The Bush administration: a bigger threat to national security than a foreign spy. That was Tom Brokaw's implicit assumption in his interview with former CIA Director George Tenet on this morning's "Today." Along the way, Brokaw accused former Defense Secretary Donald Rumsfeld of running a "rogue" intelligence operation.
BROKAW: In the opening passage you describe conversations in the Clinton administration between the Palestinians and the Israelis attempting to get some sort of a new peace arrangement. But the Israelis were demanding the release of Jonathan Pollard, a United States military intelligence analyst who had been selling them secrets, who's in jail for life. You said if you release Jonathan Pollard, I'll resign from the CIA. And yet when you were the head of the CIA, you had Condi Rice ignoring your warnings, Vice-President Cheney exaggerating the threats repeatedly, Don Rumsfeld in the Pentagon running what effectively was a rogue CIA, his own intelligence operation, and you didn't threaten to resign then.Brokaw never explained how an intelligence operation created by a Secretary of Defense who was appointed by the president, and which operation in turn reported to the president, could be considered "rogue." And while Tenet oh-so-delicately declined to necessarily agree with all of Brokaw's accusations, he pointedly did not take issue with Brokaw's stunning "rogue" allegation.
TENET: Well, Tom, I don't know that I agree with the premise of everything in your question, but let me say this. I had a job to do. We had a war on terrorism, we had conflict in Iraq. I thought I could best serve my country by continuing to do my job every day. A Director of Central Intelligence is agnostic on policy because we have to become objective and give them the best data and I thought it was best to serve my country by staying in my job.
BROKAW: But if the country was not getting the true story, which it's fairly clear from your book that it was not, that the Vice-President had one clear view of what was necessary in Iraq, that the Defense Department had its own intelligence operation going on, and Condoleeza Rice was not responding with alacrity to your warnings, very clear warnings, in July of 2001 that an attack was imminent, doesn't a country deserve to know that?
TENET: Well, Tom, I chose to do my job in a way in which you stay inside the system. You do your best. You push your objective analysis. You make people aware of what you believe to be true. People are asking, why are you talking now, why were you silent so long? I certainly wasn't silent within the purview of my job and the councils of the administration in terms of what we said and how we said it.
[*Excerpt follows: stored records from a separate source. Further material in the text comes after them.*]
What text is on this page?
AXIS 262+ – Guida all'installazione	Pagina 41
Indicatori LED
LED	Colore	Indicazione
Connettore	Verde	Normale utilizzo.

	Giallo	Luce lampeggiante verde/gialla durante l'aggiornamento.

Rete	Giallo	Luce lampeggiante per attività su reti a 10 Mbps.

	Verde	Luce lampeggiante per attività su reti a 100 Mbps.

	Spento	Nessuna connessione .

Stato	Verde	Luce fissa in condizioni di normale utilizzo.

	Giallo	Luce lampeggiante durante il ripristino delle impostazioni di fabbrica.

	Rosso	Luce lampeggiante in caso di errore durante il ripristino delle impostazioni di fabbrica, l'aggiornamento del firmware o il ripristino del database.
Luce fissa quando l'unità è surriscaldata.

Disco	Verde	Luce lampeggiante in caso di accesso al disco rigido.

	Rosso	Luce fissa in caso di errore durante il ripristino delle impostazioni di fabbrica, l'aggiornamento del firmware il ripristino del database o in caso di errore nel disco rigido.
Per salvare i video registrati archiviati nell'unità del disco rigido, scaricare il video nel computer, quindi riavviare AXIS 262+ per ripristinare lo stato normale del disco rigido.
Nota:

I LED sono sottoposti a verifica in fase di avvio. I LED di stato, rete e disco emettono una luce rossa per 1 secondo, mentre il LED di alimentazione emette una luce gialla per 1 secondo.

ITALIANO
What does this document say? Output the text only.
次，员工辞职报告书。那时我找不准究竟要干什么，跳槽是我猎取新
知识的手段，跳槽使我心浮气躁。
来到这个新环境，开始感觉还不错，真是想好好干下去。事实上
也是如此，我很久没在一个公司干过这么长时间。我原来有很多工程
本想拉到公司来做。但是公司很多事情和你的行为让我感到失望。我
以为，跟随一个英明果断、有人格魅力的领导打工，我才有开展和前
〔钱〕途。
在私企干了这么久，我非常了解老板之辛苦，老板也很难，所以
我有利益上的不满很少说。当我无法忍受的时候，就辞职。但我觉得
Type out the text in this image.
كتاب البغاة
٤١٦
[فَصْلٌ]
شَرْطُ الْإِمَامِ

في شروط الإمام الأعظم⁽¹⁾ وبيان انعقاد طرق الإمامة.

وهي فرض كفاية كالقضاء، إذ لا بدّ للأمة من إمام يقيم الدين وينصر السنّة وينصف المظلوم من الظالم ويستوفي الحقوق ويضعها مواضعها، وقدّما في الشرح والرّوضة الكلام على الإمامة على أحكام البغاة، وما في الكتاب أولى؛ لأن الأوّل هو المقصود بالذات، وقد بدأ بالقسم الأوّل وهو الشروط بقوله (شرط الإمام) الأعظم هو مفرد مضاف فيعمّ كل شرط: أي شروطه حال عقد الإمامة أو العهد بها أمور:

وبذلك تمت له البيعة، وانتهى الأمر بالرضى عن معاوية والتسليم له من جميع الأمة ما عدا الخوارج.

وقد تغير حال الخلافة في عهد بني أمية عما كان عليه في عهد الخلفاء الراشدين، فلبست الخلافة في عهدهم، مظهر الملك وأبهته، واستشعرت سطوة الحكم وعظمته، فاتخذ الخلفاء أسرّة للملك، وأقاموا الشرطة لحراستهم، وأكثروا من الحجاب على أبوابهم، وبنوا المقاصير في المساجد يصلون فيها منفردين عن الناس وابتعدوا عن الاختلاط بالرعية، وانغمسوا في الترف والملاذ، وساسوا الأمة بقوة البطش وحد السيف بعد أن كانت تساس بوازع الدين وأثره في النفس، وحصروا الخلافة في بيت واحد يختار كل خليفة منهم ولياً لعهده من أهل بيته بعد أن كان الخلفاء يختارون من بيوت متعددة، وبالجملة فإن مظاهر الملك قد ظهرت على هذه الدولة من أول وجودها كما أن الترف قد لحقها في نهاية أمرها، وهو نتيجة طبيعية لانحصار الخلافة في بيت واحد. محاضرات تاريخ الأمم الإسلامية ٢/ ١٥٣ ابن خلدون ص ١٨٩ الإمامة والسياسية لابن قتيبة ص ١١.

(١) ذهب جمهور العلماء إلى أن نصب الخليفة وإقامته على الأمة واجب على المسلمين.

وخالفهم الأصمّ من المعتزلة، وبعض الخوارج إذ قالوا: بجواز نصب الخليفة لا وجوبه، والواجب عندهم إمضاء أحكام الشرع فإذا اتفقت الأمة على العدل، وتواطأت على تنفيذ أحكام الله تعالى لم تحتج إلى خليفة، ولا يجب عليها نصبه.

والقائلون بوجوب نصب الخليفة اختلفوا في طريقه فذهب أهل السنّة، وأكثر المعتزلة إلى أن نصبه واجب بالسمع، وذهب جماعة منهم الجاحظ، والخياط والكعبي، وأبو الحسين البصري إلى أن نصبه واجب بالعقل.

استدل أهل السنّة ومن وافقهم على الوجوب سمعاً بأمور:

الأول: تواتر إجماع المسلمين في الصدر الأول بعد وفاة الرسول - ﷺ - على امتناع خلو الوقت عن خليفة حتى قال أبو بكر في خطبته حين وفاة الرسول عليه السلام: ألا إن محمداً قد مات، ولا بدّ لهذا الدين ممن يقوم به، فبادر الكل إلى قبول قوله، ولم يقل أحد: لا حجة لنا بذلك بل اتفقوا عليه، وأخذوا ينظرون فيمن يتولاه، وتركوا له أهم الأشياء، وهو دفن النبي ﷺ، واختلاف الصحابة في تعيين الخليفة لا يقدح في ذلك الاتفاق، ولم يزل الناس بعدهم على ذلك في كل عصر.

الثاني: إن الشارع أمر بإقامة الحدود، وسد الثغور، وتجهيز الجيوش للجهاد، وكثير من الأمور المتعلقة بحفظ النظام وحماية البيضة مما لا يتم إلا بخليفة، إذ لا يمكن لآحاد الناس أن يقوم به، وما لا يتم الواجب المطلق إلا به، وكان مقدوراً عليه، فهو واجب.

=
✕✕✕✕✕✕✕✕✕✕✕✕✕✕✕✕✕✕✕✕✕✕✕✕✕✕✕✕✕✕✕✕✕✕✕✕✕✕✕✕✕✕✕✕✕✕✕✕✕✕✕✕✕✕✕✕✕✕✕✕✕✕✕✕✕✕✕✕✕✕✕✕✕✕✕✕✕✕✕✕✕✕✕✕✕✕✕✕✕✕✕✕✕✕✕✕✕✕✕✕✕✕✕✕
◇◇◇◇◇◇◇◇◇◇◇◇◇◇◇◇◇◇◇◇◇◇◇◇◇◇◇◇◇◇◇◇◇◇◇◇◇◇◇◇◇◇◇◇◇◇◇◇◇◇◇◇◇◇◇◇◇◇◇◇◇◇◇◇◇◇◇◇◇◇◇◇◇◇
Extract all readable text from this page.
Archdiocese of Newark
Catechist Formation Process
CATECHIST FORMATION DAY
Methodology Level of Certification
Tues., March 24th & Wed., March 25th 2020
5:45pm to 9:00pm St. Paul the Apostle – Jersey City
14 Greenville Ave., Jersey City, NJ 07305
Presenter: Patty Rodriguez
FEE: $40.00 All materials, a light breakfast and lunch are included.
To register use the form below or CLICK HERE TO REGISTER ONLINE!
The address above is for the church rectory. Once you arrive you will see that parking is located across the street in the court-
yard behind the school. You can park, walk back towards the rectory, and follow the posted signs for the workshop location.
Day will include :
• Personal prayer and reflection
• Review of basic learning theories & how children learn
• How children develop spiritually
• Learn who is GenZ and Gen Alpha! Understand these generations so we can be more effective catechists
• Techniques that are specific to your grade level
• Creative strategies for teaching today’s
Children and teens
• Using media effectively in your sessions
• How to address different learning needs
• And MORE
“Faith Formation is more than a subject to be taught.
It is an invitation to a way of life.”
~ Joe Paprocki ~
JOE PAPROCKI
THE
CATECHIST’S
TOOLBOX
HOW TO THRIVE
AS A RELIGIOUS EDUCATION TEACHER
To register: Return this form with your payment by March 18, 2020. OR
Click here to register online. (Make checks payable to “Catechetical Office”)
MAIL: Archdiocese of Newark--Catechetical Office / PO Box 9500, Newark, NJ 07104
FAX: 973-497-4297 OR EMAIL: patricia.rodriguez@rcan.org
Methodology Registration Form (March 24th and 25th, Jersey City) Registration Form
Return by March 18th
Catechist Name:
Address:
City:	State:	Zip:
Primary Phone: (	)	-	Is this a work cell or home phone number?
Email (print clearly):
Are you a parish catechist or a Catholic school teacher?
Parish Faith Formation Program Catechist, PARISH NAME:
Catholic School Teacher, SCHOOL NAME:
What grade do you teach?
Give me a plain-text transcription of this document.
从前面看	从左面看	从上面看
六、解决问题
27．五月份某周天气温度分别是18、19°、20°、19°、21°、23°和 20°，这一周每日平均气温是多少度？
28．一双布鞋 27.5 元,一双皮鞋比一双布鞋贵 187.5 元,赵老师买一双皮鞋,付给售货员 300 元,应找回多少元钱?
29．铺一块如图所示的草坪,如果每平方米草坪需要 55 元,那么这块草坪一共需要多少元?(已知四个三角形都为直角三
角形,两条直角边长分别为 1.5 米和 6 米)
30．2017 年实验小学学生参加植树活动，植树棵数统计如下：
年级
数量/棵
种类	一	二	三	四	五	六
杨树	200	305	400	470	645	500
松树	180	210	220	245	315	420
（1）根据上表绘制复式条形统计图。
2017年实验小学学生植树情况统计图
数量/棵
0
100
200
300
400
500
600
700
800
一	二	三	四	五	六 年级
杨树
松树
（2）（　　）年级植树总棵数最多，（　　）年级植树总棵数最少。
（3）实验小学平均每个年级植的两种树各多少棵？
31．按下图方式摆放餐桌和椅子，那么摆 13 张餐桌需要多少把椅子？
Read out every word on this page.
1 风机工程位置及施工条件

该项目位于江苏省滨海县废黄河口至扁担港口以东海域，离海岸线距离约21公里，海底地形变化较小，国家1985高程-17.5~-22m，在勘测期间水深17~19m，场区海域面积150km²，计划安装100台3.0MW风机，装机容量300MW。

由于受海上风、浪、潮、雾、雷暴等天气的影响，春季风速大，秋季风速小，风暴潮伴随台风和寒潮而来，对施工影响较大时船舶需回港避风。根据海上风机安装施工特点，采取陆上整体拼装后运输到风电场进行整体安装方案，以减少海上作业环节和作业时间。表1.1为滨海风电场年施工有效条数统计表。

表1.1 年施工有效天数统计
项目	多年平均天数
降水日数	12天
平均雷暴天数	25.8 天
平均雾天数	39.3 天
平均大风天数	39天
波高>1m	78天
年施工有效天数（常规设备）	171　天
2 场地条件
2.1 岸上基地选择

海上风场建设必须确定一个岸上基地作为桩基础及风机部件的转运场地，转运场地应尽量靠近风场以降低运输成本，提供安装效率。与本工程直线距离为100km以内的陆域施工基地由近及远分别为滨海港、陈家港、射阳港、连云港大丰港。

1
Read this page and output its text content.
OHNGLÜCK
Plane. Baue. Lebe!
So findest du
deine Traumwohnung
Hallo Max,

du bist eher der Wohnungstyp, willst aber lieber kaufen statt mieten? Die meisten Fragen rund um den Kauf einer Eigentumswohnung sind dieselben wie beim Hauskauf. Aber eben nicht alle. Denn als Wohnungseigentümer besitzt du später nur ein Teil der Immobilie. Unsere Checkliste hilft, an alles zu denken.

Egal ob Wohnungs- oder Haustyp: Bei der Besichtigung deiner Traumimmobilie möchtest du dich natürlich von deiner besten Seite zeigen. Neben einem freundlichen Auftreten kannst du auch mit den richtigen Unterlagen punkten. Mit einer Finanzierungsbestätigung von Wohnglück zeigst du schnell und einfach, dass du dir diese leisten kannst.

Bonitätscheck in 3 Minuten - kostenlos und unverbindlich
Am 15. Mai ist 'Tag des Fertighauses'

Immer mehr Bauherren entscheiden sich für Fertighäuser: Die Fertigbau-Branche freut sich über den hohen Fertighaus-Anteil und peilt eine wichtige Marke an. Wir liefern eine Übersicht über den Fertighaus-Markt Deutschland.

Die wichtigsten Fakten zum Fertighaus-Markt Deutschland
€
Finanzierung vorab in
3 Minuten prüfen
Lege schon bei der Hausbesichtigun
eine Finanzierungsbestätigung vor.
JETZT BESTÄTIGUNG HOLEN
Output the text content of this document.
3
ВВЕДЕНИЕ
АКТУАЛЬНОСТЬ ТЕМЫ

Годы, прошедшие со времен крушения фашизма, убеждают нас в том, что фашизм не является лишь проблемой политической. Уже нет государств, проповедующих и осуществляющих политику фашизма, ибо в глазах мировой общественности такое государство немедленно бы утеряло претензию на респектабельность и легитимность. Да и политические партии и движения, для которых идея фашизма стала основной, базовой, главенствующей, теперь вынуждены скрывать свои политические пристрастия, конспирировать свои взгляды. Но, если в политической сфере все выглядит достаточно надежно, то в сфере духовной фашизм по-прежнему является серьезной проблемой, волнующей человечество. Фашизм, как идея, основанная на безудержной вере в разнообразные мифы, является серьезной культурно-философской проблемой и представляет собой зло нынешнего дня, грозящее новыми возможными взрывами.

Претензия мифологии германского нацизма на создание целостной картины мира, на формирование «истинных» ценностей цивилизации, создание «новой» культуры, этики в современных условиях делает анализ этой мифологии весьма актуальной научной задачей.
Note also Brokaw's claim that "the country was not getting the true story." The former Nightly News anchor seems to align himself with the "Bush lied, people died" crowd.
Meanwhile, what ever happened to the stiff upper lip? Aren't spymasters supposed to be the ultimate in self-abnegation; grey men who are never seen, let alone heard? Not only does Tenet write his book, he makes an overwrought, highly emotional 60 Minutes appearance to flog it. What's worse, all his sturm and drang is in the service not of promoting national security but of righting what he sees as wrongs done to him and his reputation. Tenet should have waited at least until this administration was out of office before so publicly trying to settle scores. His self-serving outburst does nothing to serve his country, and to the contrary is surely the cause of disdainful amusement at the U.S.'s expense in various quarters around the world.
Aside:Is Meredith miffed that NBC apparently didn't consider her up to handling the Tenet interview? Would Matt Lauer have conducted it had he not been off on his "Where in the World is Matt Lauer Tour" or was Brokaw always going to do the interview in any case?